Visiting Indigenous Communities Respectfully
Published Jul 3, 2026 · updated Jul 3, 2026
The anxious question is usually “am I allowed to be here at all?” Yes, in most cases. Indigenous towns across Mexico are living communities, not museums, and plenty of them welcome visitors who show up with some sense. The line you don’t want to cross isn’t about being present. It’s about treating people as scenery.
Start with the photo question
This is where most visitors mess up. A woman weaving in a Zapotec market in Oaxaca, a Tzotzil family outside the church in San Juan Chamula, a kid in traditional dress at a festival: all of them are people, not a photo op.
- Ask before you shoot anyone recognizable. A gesture toward your camera and a raised eyebrow works fine.
- In Chamula, inside the church, cameras are flatly forbidden. People have had phones confiscated and worse. Take it seriously.
- If someone asks for a few pesos to be photographed, that’s a fair trade, not a scam. Pay it or move on.
Buy the crafts, buy them right
The single best thing you can do is spend money directly with the people making things. A rug in Teotitlán del Valle, black pottery in San Bartolo Coyotepec, an embroidered blouse in the Chiapas highlands.
Here’s what a friend who lives here would tell you: don’t grind someone down over 30 pesos on a piece that took them a week. Bargaining is normal, but there’s a difference between negotiating and squeezing. Buy from the maker or a community cooperative rather than a reseller in the city, and more of the money stays where it should.
Community-run tourism beats the tour bus
Look for ecotourism and homestay projects the communities run themselves. Places like the Pueblos Mancomunados in Oaxaca’s Sierra Norte, or community lodges in the Lacandón jungle. You’ll pay a fair rate, sleep in a cabin, and the income goes back into the town instead of a chain hotel three states away.

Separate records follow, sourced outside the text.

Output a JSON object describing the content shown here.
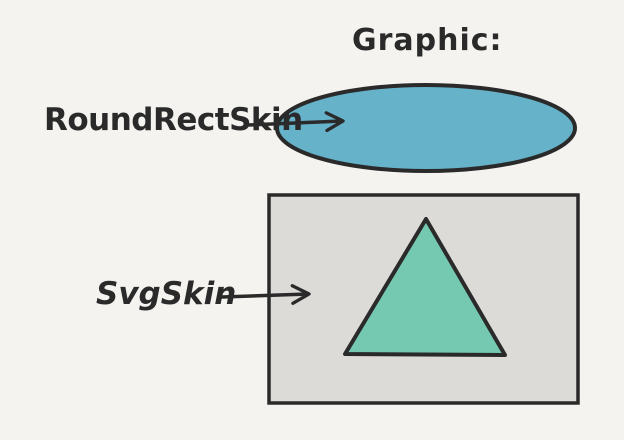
{
  "title": "Graphic:",
  "labels": {
    "round_rect": "RoundRectSkin",
    "svg": "SvgSkin"
  },
  "colors": {
    "background": "#f4f3ef",
    "ink": "#2a2a2a",
    "ellipse_fill": "#65b2c9",
    "rect_fill": "#dcdbd7",
    "triangle_fill": "#76c9b1"
  }
}
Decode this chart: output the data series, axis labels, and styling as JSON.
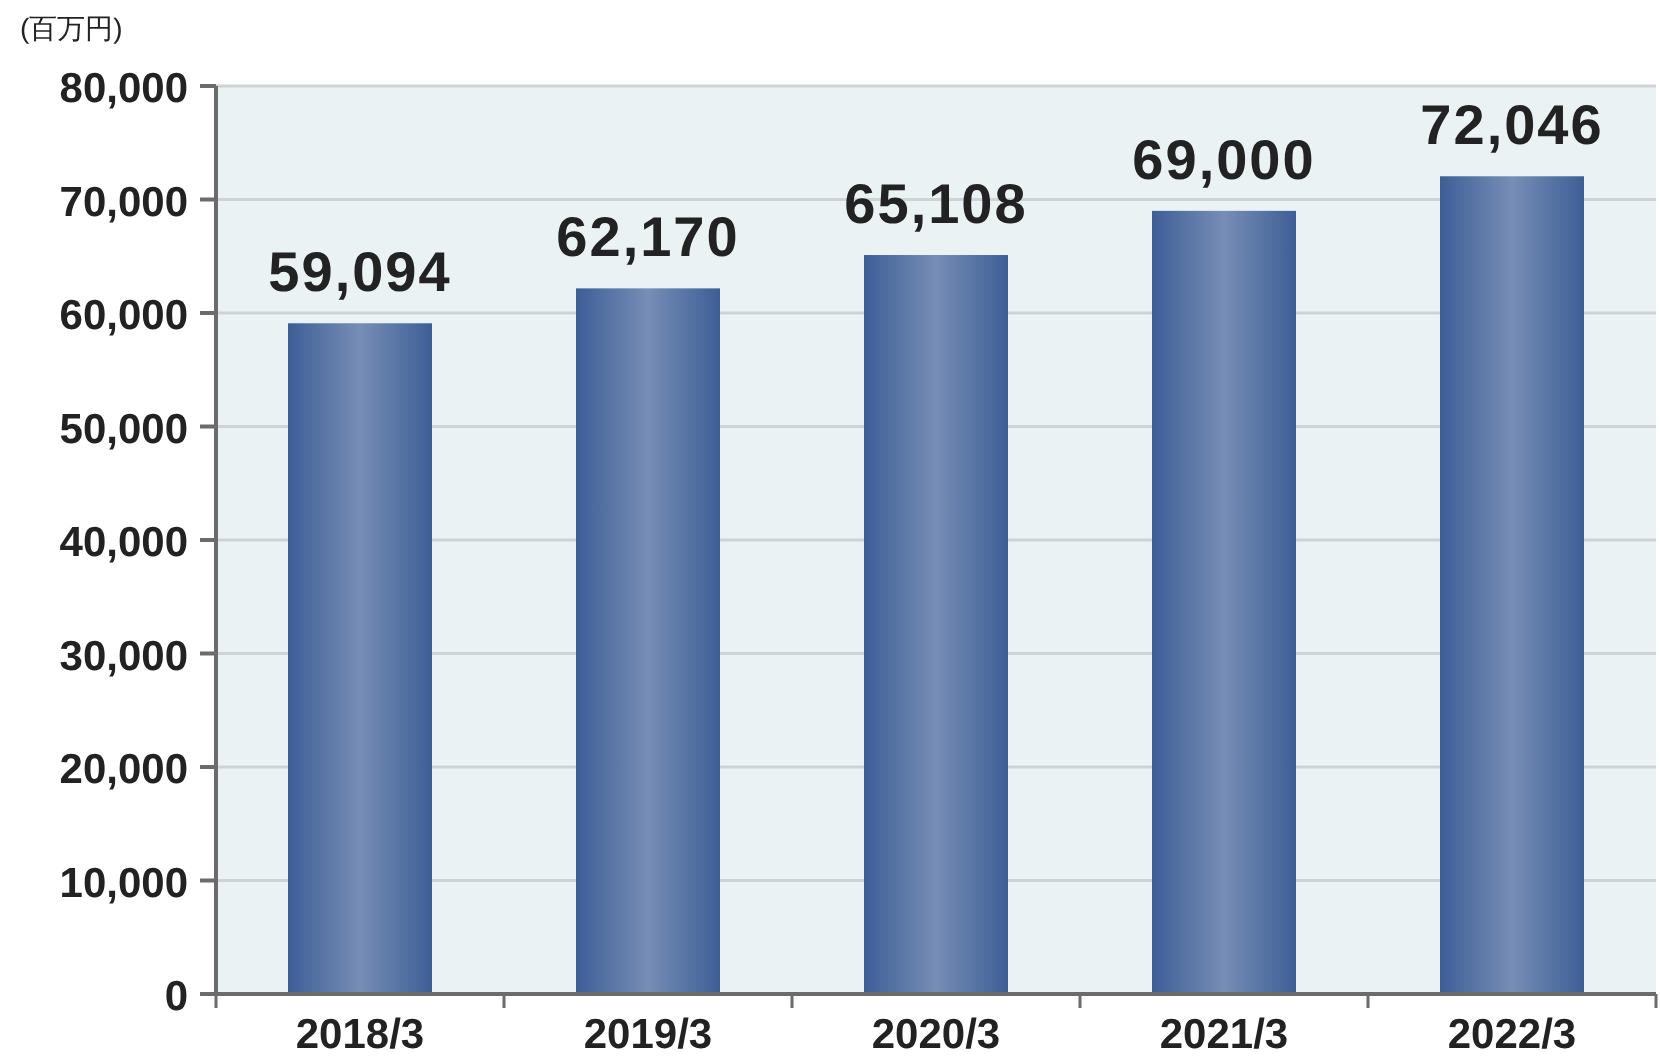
{
  "chart_data": {
    "type": "bar",
    "ylabel": "(百万円)",
    "categories": [
      "2018/3",
      "2019/3",
      "2020/3",
      "2021/3",
      "2022/3"
    ],
    "values": [
      59094,
      62170,
      65108,
      69000,
      72046
    ],
    "value_labels": [
      "59,094",
      "62,170",
      "65,108",
      "69,000",
      "72,046"
    ],
    "color": "#3d5e96",
    "ylim": [
      0,
      80000
    ],
    "yticks": [
      {
        "value": 0,
        "label": "0"
      },
      {
        "value": 10000,
        "label": "10,000"
      },
      {
        "value": 20000,
        "label": "20,000"
      },
      {
        "value": 30000,
        "label": "30,000"
      },
      {
        "value": 40000,
        "label": "40,000"
      },
      {
        "value": 50000,
        "label": "50,000"
      },
      {
        "value": 60000,
        "label": "60,000"
      },
      {
        "value": 70000,
        "label": "70,000"
      },
      {
        "value": 80000,
        "label": "80,000"
      }
    ],
    "grid": "y"
  }
}
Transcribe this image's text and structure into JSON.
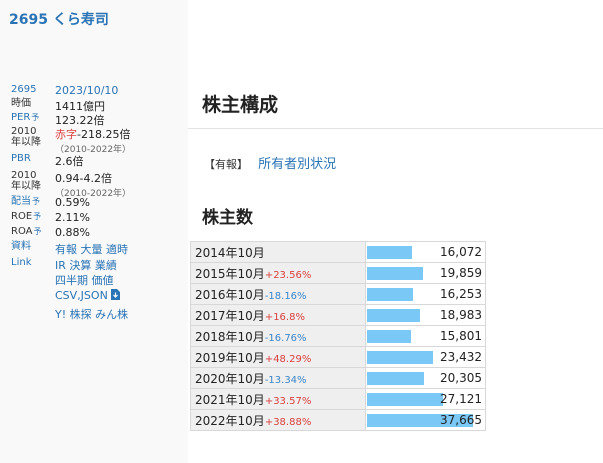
{
  "header": {
    "title": "2695 くら寿司"
  },
  "side": {
    "code": "2695",
    "date": "2023/10/10",
    "market_cap_label": "時価",
    "market_cap": "1411億円",
    "per_label": "PER",
    "yo": "予",
    "per": "123.22倍",
    "per_range_label": "2010年以降",
    "per_range_red": "赤字",
    "per_range": "-218.25倍",
    "per_range_sub": "（2010-2022年）",
    "pbr_label": "PBR",
    "pbr": "2.6倍",
    "pbr_range_label": "2010年以降",
    "pbr_range": "0.94-4.2倍",
    "pbr_range_sub": "（2010-2022年）",
    "div_label": "配当",
    "div": "0.59%",
    "roe_label": "ROE",
    "roe": "2.11%",
    "roa_label": "ROA",
    "roa": "0.88%",
    "docs_label": "資料",
    "docs": [
      "有報",
      "大量",
      "適時"
    ],
    "link_label": "Link",
    "links1": [
      "IR",
      "決算",
      "業績"
    ],
    "links2": [
      "四半期",
      "価値"
    ],
    "csv": "CSV,JSON",
    "links3": [
      "Y!",
      "株探",
      "みん株"
    ]
  },
  "main": {
    "heading": "株主構成",
    "yuho_tag": "【有報】",
    "yuho_link": "所有者別状況",
    "subheading": "株主数",
    "rows": [
      {
        "year": "2014年10月",
        "change": "",
        "dir": "",
        "count": "16,072",
        "value": 16072
      },
      {
        "year": "2015年10月",
        "change": "+23.56%",
        "dir": "up",
        "count": "19,859",
        "value": 19859
      },
      {
        "year": "2016年10月",
        "change": "-18.16%",
        "dir": "down",
        "count": "16,253",
        "value": 16253
      },
      {
        "year": "2017年10月",
        "change": "+16.8%",
        "dir": "up",
        "count": "18,983",
        "value": 18983
      },
      {
        "year": "2018年10月",
        "change": "-16.76%",
        "dir": "down",
        "count": "15,801",
        "value": 15801
      },
      {
        "year": "2019年10月",
        "change": "+48.29%",
        "dir": "up",
        "count": "23,432",
        "value": 23432
      },
      {
        "year": "2020年10月",
        "change": "-13.34%",
        "dir": "down",
        "count": "20,305",
        "value": 20305
      },
      {
        "year": "2021年10月",
        "change": "+33.57%",
        "dir": "up",
        "count": "27,121",
        "value": 27121
      },
      {
        "year": "2022年10月",
        "change": "+38.88%",
        "dir": "up",
        "count": "37,665",
        "value": 37665
      }
    ],
    "bar_color": "#7ac8f6",
    "up_color": "#d9413f",
    "down_color": "#3b86c8"
  }
}
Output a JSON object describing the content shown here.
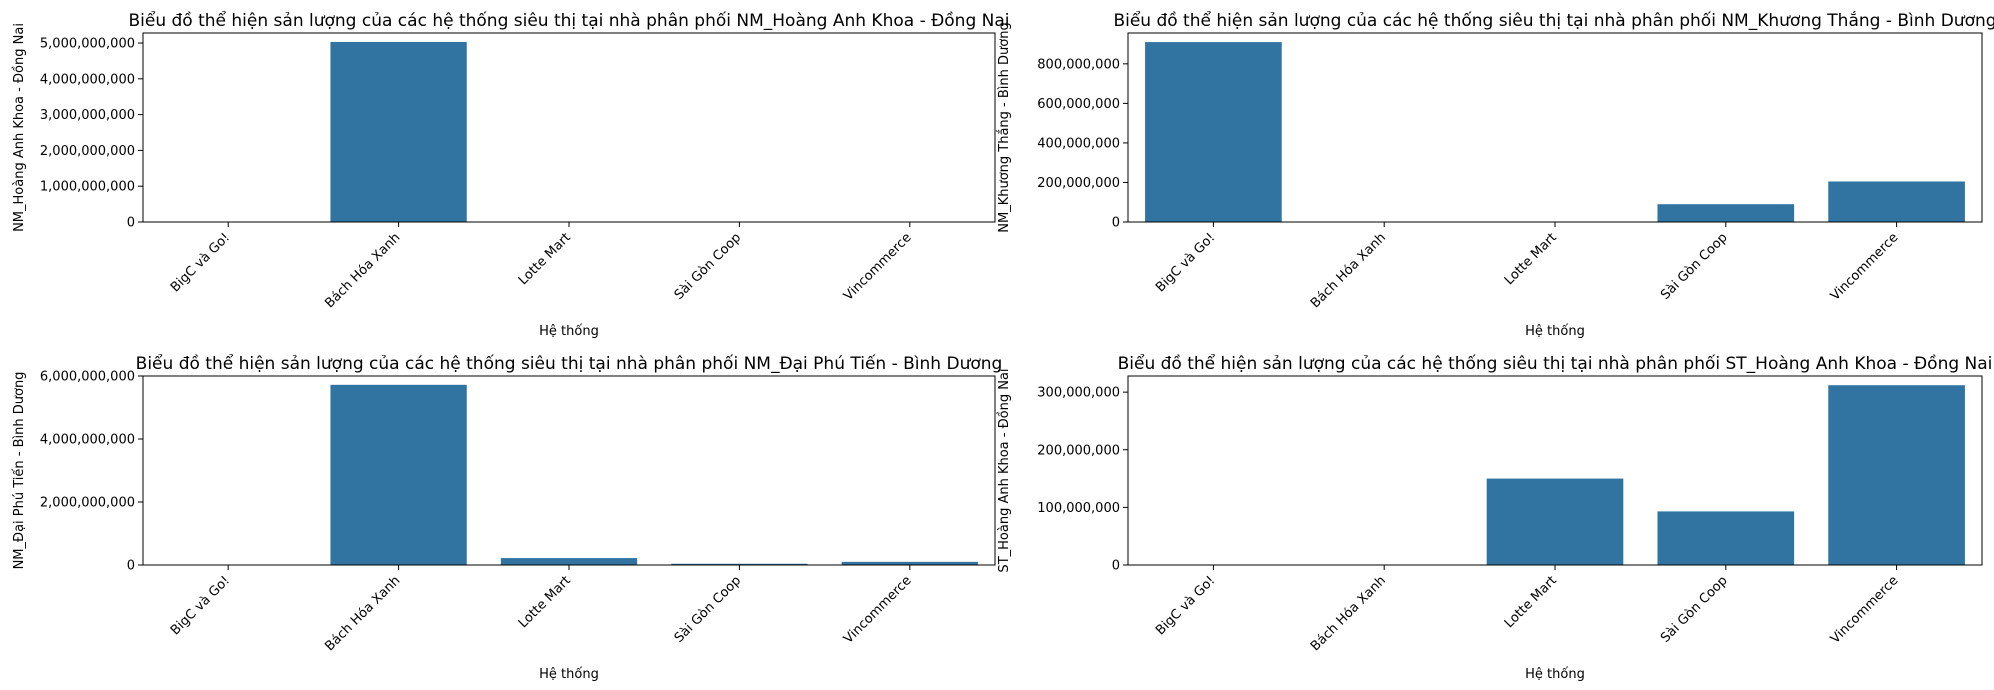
{
  "chart_data": [
    {
      "type": "bar",
      "title": "Biểu đồ thể hiện sản lượng của các hệ thống siêu thị tại nhà phân phối NM_Hoàng Anh Khoa - Đồng Nai",
      "xlabel": "Hệ thống",
      "ylabel": "NM_Hoàng Anh Khoa - Đồng Nai",
      "categories": [
        "BigC và Go!",
        "Bách Hóa Xanh",
        "Lotte Mart",
        "Sài Gòn Coop",
        "Vincommerce"
      ],
      "values": [
        0,
        5030000000,
        0,
        0,
        0
      ],
      "ylim": [
        0,
        5280000000
      ],
      "yticks": [
        0,
        1000000000,
        2000000000,
        3000000000,
        4000000000,
        5000000000
      ],
      "ytick_labels": [
        "0",
        "1,000,000,000",
        "2,000,000,000",
        "3,000,000,000",
        "4,000,000,000",
        "5,000,000,000"
      ],
      "color": "#3274a1",
      "grid": false
    },
    {
      "type": "bar",
      "title": "Biểu đồ thể hiện sản lượng của các hệ thống siêu thị tại nhà phân phối NM_Khương Thắng - Bình Dương",
      "xlabel": "Hệ thống",
      "ylabel": "NM_Khương Thắng - Bình Dương",
      "categories": [
        "BigC và Go!",
        "Bách Hóa Xanh",
        "Lotte Mart",
        "Sài Gòn Coop",
        "Vincommerce"
      ],
      "values": [
        910000000,
        0,
        0,
        90000000,
        205000000
      ],
      "ylim": [
        0,
        956000000
      ],
      "yticks": [
        0,
        200000000,
        400000000,
        600000000,
        800000000
      ],
      "ytick_labels": [
        "0",
        "200,000,000",
        "400,000,000",
        "600,000,000",
        "800,000,000"
      ],
      "color": "#3274a1",
      "grid": false
    },
    {
      "type": "bar",
      "title": "Biểu đồ thể hiện sản lượng của các hệ thống siêu thị tại nhà phân phối NM_Đại Phú Tiến - Bình Dương",
      "xlabel": "Hệ thống",
      "ylabel": "NM_Đại Phú Tiến - Bình Dương",
      "categories": [
        "BigC và Go!",
        "Bách Hóa Xanh",
        "Lotte Mart",
        "Sài Gòn Coop",
        "Vincommerce"
      ],
      "values": [
        0,
        5720000000,
        220000000,
        40000000,
        100000000
      ],
      "ylim": [
        0,
        6000000000
      ],
      "yticks": [
        0,
        2000000000,
        4000000000,
        6000000000
      ],
      "ytick_labels": [
        "0",
        "2,000,000,000",
        "4,000,000,000",
        "6,000,000,000"
      ],
      "color": "#3274a1",
      "grid": false
    },
    {
      "type": "bar",
      "title": "Biểu đồ thể hiện sản lượng của các hệ thống siêu thị tại nhà phân phối ST_Hoàng Anh Khoa - Đồng Nai",
      "xlabel": "Hệ thống",
      "ylabel": "ST_Hoàng Anh Khoa - Đồng Nai",
      "categories": [
        "BigC và Go!",
        "Bách Hóa Xanh",
        "Lotte Mart",
        "Sài Gòn Coop",
        "Vincommerce"
      ],
      "values": [
        0,
        0,
        150000000,
        93000000,
        312000000
      ],
      "ylim": [
        0,
        328000000
      ],
      "yticks": [
        0,
        100000000,
        200000000,
        300000000
      ],
      "ytick_labels": [
        "0",
        "100,000,000",
        "200,000,000",
        "300,000,000"
      ],
      "color": "#3274a1",
      "grid": false
    }
  ]
}
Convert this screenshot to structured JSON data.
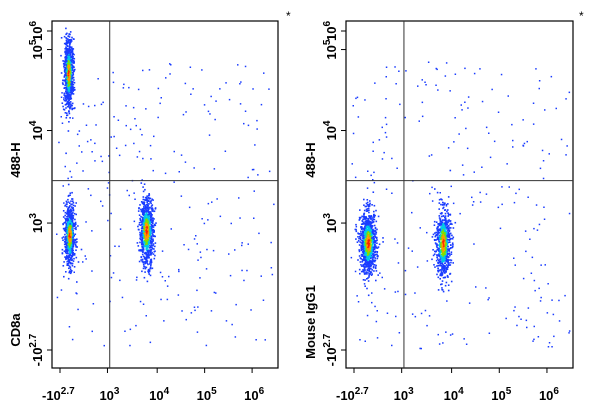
{
  "chart_data": [
    {
      "type": "scatter",
      "panel": "left",
      "marker_symbol": "*",
      "ylabel_parts": [
        "488-H",
        "CD8a"
      ],
      "x_ticks": [
        {
          "base": "-10",
          "exp": "2.7"
        },
        {
          "base": "10",
          "exp": "3"
        },
        {
          "base": "10",
          "exp": "4"
        },
        {
          "base": "10",
          "exp": "5"
        },
        {
          "base": "10",
          "exp": "6"
        }
      ],
      "y_ticks": [
        {
          "base": "-10",
          "exp": "2.7"
        },
        {
          "base": "10",
          "exp": "3"
        },
        {
          "base": "10",
          "exp": "4"
        },
        {
          "base": "10",
          "exp": "5"
        },
        {
          "base": "10",
          "exp": "6"
        }
      ],
      "clusters": [
        {
          "name": "upper-left",
          "x_decade": 0.18,
          "y_decade": 3.7,
          "sx": 0.05,
          "sy": 0.22,
          "count": 900
        },
        {
          "name": "lower-left",
          "x_decade": 0.2,
          "y_decade": 1.6,
          "sx": 0.06,
          "sy": 0.2,
          "count": 700
        },
        {
          "name": "lower-right",
          "x_decade": 1.9,
          "y_decade": 1.65,
          "sx": 0.08,
          "sy": 0.22,
          "count": 750
        }
      ],
      "quadrant_gate": {
        "x_decade": 1.1,
        "y_decade": 2.3
      },
      "grid": false
    },
    {
      "type": "scatter",
      "panel": "right",
      "marker_symbol": "*",
      "ylabel_parts": [
        "488-H",
        "Mouse IgG1"
      ],
      "x_ticks": [
        {
          "base": "-10",
          "exp": "2.7"
        },
        {
          "base": "10",
          "exp": "3"
        },
        {
          "base": "10",
          "exp": "4"
        },
        {
          "base": "10",
          "exp": "5"
        },
        {
          "base": "10",
          "exp": "6"
        }
      ],
      "y_ticks": [
        {
          "base": "-10",
          "exp": "2.7"
        },
        {
          "base": "10",
          "exp": "3"
        },
        {
          "base": "10",
          "exp": "4"
        },
        {
          "base": "10",
          "exp": "5"
        },
        {
          "base": "10",
          "exp": "6"
        }
      ],
      "clusters": [
        {
          "name": "lower-left",
          "x_decade": 0.3,
          "y_decade": 1.5,
          "sx": 0.09,
          "sy": 0.2,
          "count": 950
        },
        {
          "name": "lower-right",
          "x_decade": 1.95,
          "y_decade": 1.5,
          "sx": 0.08,
          "sy": 0.22,
          "count": 750
        }
      ],
      "quadrant_gate": {
        "x_decade": 1.1,
        "y_decade": 2.3
      },
      "grid": false
    }
  ]
}
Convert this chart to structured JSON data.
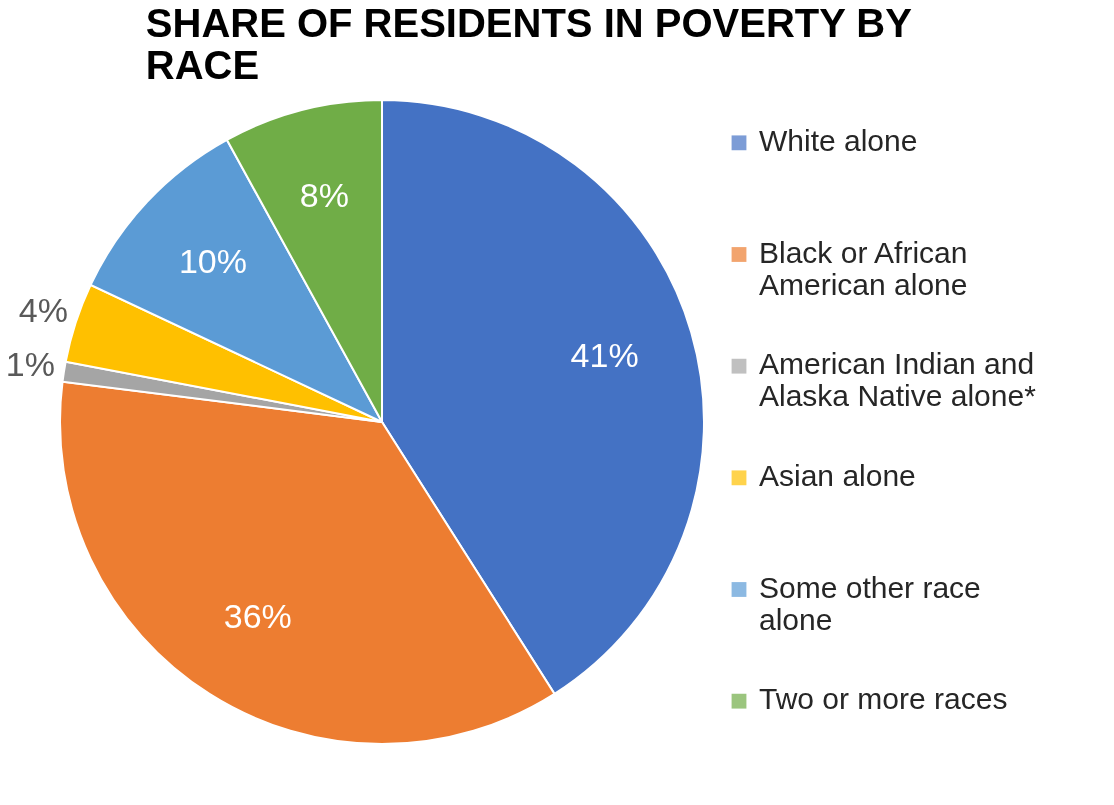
{
  "chart_data": {
    "type": "pie",
    "title": "SHARE OF RESIDENTS IN POVERTY BY RACE",
    "categories": [
      "White alone",
      "Black or African American alone",
      "American Indian and Alaska Native alone*",
      "Asian alone",
      "Some other race alone",
      "Two or more races"
    ],
    "values": [
      41,
      36,
      1,
      4,
      10,
      8
    ],
    "colors": [
      "#4472c4",
      "#ed7d31",
      "#a5a5a5",
      "#ffc000",
      "#5b9bd5",
      "#70ad47"
    ],
    "value_labels": [
      "41%",
      "36%",
      "1%",
      "4%",
      "10%",
      "8%"
    ],
    "legend": "right"
  }
}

Ask at the local tourism office or the community’s own office rather than booking through a big operator. It’s usually cheaper anyway.
Sacred ground doesn’t come with a sign
This is the part nobody posts rules for. Ceremonies, altars, cemeteries during Día de Muertos, offerings left on a hillside: treat them the way you’d treat a stranger’s funeral. Don’t step over offerings, don’t narrate loudly, don’t livestream someone praying.
If you’re invited to observe something, that’s a gift. Sit quietly, follow the lead of the people around you, and don’t turn it into content. When in doubt, put the phone away and just be there.